Thursday, August 14, 2014

Jackson pays $25,000 to settle police excessive force suit

On July 2, 2013, the Township of Jackson (Ocean County) agreed to pay $25,000 to two brick men ($12,500 each) who sued members of the Jackson Police Department for allegedly beating them.

In their suit, Michael Acquaviva and Shane Panuska said that on March 2, 2011, Panuska was assaulted and asked Jackson Police Sergeant Donald Clark and officers Sean Greenberger and John Rodriguez why they were not pursuing his assailant.  Clark allegedly verbally abused him and then, along with Greenberger and Rodriguez, threw him on the ground, kicked him, handcuffed him and sprayed him with OC spray. 

Acquaviva, who was watching the incident, allegedly asked police if the amount of force being applied to Panuska "was necessary."  Acquaviva claimed that Officers Jeremy Felder, James Reynolds and Detective Michael Kelly then assaulted and arrested him with Felder punching him in the face.

Also named in the suit were Jackson Police Chief Matthew D. Kunz.

The case is captioned Acquaviva and Panuska v. Jackson, Federal Case No. 3:12-cv-05992 and Acquaviva's attorney was Thomas J. Mallon of Freehold.  Case documents are on-line here.

The settlement agreement contains a confidentiality clause, which prevents the parties to the suit from publicly disclosing the settlement terms.  Fortunately, however, these confidentiality clauses do not trump the public's right to obtain copies of settlement agreements that arise out of lawsuits in which a government agency or official is a defendant.

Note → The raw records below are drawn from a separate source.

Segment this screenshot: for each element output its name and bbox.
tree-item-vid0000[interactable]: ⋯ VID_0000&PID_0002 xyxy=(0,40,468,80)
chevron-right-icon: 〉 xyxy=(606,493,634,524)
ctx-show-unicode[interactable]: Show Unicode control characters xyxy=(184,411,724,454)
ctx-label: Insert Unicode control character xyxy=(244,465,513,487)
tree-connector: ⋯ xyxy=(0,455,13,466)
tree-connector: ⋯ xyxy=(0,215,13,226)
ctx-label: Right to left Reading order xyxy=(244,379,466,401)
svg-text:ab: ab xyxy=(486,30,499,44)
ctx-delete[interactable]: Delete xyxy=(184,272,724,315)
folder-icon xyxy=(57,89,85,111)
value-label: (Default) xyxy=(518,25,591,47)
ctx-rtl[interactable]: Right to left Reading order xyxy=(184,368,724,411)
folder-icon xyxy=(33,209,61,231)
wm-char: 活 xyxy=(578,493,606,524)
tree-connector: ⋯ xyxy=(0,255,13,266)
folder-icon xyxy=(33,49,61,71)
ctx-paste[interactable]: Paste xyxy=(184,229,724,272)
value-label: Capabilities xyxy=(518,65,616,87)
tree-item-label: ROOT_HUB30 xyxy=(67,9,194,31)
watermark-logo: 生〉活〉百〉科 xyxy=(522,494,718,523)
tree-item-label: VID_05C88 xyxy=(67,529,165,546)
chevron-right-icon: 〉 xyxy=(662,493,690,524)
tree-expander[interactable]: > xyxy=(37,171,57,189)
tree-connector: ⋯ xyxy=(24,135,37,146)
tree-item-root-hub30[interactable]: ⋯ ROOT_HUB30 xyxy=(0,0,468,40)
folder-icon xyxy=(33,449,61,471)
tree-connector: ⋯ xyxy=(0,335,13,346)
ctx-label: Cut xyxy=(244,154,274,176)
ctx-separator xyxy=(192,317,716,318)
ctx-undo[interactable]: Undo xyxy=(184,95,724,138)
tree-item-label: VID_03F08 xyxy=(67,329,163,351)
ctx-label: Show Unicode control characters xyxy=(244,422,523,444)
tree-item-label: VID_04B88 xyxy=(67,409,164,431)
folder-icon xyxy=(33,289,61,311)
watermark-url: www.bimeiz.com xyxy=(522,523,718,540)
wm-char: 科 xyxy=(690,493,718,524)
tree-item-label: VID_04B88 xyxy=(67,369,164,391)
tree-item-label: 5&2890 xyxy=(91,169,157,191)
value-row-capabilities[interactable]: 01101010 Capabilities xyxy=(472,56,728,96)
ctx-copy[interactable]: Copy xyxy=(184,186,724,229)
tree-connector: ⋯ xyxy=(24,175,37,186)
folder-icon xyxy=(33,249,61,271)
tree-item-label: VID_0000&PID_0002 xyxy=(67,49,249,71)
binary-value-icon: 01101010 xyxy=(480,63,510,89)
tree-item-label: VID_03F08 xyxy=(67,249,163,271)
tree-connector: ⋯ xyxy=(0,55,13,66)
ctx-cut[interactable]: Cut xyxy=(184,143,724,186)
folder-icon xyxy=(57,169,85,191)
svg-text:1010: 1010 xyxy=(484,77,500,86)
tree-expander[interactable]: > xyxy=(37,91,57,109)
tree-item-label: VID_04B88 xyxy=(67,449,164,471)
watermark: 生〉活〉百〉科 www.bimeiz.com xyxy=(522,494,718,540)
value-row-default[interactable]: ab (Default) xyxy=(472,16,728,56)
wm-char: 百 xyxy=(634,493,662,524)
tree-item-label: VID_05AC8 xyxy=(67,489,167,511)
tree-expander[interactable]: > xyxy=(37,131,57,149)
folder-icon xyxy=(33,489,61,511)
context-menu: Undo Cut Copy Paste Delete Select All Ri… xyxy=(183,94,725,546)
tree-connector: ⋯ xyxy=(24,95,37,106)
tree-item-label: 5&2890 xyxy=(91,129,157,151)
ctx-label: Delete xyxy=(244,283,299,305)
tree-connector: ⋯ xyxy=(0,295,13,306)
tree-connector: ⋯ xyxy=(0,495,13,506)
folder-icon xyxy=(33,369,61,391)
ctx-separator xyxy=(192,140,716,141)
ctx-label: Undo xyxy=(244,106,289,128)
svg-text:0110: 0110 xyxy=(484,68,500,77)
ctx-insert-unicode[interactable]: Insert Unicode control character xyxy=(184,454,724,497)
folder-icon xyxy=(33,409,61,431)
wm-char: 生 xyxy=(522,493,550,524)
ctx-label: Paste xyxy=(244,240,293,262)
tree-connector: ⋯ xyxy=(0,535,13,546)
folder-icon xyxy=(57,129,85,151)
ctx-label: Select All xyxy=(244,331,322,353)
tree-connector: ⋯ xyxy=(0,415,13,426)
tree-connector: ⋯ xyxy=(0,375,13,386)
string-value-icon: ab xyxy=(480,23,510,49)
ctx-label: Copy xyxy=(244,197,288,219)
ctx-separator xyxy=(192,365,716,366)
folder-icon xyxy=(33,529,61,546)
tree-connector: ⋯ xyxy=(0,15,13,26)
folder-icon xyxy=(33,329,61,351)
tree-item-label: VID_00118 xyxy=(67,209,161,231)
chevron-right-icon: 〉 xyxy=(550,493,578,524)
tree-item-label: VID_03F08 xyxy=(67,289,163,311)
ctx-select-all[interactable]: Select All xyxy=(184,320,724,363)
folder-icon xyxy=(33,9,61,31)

None of Acquaviva's or Panuska's allegations have been proven or disproven in court. The settlement agreement resolution expressly states that the $25,000 payment does not constitute an admission of wrongdoing by Jackson or any of its officials. All that is known for sure is that Jackson or its insurer, for whatever reason, decided that it would rather pay Acquaviva and Panuska $25,000 than take the matter to trial. Perhaps the defendants' decision to settle was done to save further legal expense and the costs of trying what were in fact exaggerated or meritless claims. Or, perhaps the claims were true and the defendants wanted to avoid being embarrassed at trial. This is the problem when cases settle before trial--it is impossible to know the truth of what really happened.